The Chalice team page contains more detailed biographical data about the researchers, developers, technicians and project managers involved in putting the project together.

The community engagement aspect of CHALICE will focus on gathering requirements from the academic community on how a linked data gazetteer would be most useful in to historical research projects concerned with different time periods. Semi-structured interviews will be conducted with relevant projects, and the researchers involved will be invited to critically review existing gazetteer services, such as geonames, with a view to identifying how they would could get the most out of such a service. This will apply the same principles, based loosely on the  methodology employed by the TEXTvre project. The project will also seek to engage with providers of services and resources. CHALICE will be able to enhance such resources, but also link them together: in particular the project will collaborate with services funded by JISC to gather evidence as to how these services could make use of the gazetteer .  A rapid analysis of the information gathered will be prepared, and a report published within six months of the project’s start date.

When a first iteration of the system is available, we will revisit these projects, and  develop brief case studies that illustrate practical instances of how the resource can be used.

The evidence base thus produced will substantially inform design of the user interface and the scoping and implementation of its functionalities.

Gathering this information will be the responsibility of project staff at CeRch.

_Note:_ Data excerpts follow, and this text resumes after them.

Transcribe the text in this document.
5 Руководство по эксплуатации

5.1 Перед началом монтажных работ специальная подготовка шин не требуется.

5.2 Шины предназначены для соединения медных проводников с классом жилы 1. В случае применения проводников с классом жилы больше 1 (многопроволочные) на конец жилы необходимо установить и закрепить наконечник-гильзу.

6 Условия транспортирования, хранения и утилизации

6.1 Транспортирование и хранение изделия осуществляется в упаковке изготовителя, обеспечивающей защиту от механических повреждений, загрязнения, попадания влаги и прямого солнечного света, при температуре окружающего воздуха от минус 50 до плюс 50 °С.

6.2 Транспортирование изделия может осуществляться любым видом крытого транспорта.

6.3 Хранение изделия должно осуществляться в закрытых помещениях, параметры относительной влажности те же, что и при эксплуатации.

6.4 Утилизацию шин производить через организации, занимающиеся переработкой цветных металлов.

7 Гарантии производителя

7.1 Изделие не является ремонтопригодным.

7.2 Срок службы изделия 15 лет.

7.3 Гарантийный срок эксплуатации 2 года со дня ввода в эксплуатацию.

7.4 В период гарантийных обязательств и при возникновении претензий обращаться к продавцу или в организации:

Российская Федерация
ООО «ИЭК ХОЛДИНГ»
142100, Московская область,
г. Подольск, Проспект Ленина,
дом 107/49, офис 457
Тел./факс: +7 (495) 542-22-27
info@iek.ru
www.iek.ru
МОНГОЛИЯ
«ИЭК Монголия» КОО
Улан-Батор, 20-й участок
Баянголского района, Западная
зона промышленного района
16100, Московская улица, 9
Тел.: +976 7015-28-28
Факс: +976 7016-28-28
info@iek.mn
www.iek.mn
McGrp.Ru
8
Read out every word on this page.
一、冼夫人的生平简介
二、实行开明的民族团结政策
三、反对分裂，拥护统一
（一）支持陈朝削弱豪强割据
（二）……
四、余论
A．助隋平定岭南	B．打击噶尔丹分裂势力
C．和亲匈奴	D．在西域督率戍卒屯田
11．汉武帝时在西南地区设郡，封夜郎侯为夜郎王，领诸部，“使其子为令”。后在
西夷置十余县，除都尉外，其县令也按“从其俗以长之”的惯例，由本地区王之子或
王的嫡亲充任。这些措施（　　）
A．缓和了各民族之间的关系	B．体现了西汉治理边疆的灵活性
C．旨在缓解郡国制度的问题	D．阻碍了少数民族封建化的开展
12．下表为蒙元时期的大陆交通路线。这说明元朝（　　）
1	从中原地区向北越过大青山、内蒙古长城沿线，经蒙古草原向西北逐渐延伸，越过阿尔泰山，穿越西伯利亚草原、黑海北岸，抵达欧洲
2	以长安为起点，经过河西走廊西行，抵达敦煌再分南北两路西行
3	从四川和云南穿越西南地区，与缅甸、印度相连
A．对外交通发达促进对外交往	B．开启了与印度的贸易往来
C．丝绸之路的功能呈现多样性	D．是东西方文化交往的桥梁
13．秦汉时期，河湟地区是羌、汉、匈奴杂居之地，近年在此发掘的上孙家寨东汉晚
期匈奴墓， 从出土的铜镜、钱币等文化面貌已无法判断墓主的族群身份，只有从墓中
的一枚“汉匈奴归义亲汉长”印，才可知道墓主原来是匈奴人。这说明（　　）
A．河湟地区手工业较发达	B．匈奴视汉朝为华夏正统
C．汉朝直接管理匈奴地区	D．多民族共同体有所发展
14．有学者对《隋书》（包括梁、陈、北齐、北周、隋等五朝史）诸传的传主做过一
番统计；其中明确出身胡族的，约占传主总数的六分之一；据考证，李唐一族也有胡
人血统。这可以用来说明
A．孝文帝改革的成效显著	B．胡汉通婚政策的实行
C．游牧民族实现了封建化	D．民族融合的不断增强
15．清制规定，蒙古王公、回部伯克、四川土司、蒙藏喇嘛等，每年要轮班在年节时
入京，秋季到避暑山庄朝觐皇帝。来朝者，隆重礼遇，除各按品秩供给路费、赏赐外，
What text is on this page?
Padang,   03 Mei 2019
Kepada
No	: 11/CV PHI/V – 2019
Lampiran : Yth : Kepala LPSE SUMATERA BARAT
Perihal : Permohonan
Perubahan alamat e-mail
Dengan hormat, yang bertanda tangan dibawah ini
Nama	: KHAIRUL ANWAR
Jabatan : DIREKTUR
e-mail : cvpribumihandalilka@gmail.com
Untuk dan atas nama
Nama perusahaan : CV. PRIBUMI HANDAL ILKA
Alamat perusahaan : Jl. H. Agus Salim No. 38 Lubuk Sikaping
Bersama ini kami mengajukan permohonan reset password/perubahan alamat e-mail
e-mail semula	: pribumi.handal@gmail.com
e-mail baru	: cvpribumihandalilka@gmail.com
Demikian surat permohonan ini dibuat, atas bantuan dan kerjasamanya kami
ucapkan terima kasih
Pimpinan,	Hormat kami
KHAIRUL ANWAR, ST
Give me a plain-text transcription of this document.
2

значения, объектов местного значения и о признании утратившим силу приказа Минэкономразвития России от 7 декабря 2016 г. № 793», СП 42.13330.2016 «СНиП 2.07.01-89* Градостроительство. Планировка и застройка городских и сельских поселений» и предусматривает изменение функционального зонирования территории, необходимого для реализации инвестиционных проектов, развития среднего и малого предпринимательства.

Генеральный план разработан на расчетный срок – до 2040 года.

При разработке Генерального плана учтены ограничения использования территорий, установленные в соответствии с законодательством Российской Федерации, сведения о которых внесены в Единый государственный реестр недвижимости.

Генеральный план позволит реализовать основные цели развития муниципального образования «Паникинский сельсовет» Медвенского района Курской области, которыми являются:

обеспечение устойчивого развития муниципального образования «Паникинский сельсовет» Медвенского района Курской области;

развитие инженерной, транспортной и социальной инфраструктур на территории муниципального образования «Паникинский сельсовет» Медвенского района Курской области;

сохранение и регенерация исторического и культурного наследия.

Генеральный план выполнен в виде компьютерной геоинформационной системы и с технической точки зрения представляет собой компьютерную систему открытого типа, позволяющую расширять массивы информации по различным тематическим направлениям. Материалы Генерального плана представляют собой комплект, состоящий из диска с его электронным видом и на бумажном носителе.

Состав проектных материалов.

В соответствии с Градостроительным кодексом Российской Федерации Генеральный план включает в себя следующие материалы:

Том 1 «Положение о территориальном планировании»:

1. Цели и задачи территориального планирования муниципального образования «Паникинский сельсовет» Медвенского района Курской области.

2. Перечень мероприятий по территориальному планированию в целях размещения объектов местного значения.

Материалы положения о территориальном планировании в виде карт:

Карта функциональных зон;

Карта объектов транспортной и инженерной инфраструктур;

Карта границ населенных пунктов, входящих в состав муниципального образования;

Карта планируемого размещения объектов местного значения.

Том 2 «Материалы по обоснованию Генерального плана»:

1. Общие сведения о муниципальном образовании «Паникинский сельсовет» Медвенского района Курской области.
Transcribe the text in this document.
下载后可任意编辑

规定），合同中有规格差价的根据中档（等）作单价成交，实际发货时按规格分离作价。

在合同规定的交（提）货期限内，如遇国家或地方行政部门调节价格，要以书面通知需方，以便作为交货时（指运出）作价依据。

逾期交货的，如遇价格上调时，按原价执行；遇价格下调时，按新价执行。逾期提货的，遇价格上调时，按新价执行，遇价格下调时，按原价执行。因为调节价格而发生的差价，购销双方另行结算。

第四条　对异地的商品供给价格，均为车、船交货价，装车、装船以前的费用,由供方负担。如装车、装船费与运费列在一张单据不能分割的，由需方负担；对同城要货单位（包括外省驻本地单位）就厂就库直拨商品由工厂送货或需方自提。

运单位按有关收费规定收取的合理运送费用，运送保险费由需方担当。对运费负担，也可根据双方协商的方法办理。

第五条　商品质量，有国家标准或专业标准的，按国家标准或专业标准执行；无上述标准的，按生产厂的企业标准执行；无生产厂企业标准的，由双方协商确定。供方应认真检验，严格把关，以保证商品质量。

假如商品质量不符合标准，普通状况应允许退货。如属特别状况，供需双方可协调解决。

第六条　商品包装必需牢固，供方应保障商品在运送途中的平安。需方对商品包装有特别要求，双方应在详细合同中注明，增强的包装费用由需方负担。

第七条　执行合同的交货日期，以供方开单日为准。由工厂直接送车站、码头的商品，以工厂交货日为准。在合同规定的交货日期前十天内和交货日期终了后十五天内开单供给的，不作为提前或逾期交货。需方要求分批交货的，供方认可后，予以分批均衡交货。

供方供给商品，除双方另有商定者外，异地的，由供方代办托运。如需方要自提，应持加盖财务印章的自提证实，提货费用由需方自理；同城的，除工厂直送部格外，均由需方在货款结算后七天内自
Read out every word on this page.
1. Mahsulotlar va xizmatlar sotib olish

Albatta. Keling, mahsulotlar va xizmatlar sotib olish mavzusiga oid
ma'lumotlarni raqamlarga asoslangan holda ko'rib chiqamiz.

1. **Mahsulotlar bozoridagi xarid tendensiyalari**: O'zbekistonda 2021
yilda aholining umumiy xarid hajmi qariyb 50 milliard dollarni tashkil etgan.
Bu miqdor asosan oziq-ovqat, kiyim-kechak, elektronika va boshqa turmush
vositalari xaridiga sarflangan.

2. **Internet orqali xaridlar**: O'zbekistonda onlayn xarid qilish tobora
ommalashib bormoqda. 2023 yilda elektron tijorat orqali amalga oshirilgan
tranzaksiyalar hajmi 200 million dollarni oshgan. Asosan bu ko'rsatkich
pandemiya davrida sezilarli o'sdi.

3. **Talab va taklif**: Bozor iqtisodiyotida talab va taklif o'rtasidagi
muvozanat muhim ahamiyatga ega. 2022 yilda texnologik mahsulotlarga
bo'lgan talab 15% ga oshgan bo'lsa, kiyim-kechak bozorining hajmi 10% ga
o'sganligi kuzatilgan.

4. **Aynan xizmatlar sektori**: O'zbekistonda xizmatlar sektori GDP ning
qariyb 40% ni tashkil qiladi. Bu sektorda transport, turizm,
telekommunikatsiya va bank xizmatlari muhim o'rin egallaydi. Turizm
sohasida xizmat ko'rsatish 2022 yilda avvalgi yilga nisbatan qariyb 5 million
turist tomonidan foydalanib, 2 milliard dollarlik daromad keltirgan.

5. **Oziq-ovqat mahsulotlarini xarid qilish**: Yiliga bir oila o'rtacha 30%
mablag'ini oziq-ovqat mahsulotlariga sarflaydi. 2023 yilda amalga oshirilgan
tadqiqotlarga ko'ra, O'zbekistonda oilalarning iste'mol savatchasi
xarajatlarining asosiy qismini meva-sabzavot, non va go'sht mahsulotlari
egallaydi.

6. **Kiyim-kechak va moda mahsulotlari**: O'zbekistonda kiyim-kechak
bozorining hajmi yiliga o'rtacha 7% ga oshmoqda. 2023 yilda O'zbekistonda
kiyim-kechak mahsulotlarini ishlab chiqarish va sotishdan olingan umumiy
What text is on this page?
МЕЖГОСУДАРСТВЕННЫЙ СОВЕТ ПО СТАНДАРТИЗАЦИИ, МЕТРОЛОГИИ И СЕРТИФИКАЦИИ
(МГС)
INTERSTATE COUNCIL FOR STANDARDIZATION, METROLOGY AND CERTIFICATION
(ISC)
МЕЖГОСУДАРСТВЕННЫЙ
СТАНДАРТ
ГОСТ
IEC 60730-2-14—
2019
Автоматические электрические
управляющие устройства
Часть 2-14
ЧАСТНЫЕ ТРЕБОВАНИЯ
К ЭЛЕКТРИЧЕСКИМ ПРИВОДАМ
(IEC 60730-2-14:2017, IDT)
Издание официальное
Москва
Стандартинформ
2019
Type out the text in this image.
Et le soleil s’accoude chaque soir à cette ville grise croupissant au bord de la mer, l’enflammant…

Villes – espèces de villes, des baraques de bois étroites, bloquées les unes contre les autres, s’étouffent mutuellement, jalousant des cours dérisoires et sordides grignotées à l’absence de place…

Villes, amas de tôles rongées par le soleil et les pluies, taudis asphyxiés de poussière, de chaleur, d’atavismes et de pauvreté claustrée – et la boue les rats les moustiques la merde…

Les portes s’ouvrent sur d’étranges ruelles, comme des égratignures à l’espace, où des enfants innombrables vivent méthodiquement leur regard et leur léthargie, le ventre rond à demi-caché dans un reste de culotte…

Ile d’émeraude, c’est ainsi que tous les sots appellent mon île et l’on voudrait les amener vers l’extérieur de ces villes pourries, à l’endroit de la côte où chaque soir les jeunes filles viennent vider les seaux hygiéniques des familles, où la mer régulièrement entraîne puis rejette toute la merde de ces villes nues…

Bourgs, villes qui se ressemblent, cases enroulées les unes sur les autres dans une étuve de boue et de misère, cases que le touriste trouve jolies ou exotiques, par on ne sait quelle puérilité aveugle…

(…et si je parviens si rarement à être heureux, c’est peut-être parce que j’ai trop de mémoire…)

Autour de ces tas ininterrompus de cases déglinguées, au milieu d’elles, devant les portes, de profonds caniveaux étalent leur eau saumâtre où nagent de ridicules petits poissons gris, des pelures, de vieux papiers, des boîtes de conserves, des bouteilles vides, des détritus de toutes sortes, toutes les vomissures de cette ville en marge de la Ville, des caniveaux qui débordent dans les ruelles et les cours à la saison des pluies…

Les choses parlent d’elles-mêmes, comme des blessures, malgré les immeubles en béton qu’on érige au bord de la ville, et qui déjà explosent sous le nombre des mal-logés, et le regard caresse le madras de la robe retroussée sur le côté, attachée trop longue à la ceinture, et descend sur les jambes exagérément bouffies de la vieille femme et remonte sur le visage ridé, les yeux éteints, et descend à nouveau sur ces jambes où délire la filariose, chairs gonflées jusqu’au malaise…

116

We would love to be more specific about exactly which archive projects will yield to CHALICE at this point; but a lot will depend both on the spatial focus of the gazetteer, and the investigation and outreach during the course of the project. So we have a half dozen candidates in mind right now, but the detailed conversations and investigations will have to wait some months… see the next post on the project plan describing when and how things will happen.

CHALICE: The Plan of Work

DRAFT

GANTT-like chart showing the interconnection between different work packages and participants in CHALICE – not a very high-quality scan, sorry. When there are shifts and revisions in the workplan, Jo will rub out the pencil markings and scan the chart in again, but clearer this time.

As far as software development goes we aspire to do a Scrum though given the resources available it will be more of a Scrum-but. Depending how many people we can get to Scrum, we may have to compress the development schedule in the centre – spike one week, deliver the next pretty much – then have an extended maintenance and integration period with just one engineer involved.

The preparation of structured versions of digitised text with markup of extracted entities will be more of a long slog, but perhaps I can ask CDDA and LTG to write something about their methodologies.

The use case gathering and user engagement parts of the project will develop on the form already used in the TextVRE project.


CHALICE: Open Licensing

Software

We commit to making source code produced as part of CHALICE available under a free software license – specifically, the GNU Affero General Public License Version 3. This is the license that was suggested to the Unlock service during consultation with OSS Watch, the open source advisory service for UK research.

GPL is a ShareAlike kind of license, implying that if someone adapts and extends the CHALICE code for use in a project or service, they should make their enhancements available to others. The Affero flavour of GPLv3 invokes the ShareAlike clause if the software is used over a network.

Data

We plan to use the Open Database License from Open Data Commons to publish the data structures extracted from EPNS – and other sources where we have the freedom to do this. ODbL is a ShareAlike license for data – the OpenStreetmap project is moving to use this license, which is especially relevant to geographic factual data.

As far as we know this will be the first time ODbL has been used for a research project of this kind – if there are other examples, would love to hear about them. We’ll seek advice from JISC Legal and from the Edinburgh Research and Innovation office legal service, as to the applicability of ODbL to research data, just to be sure.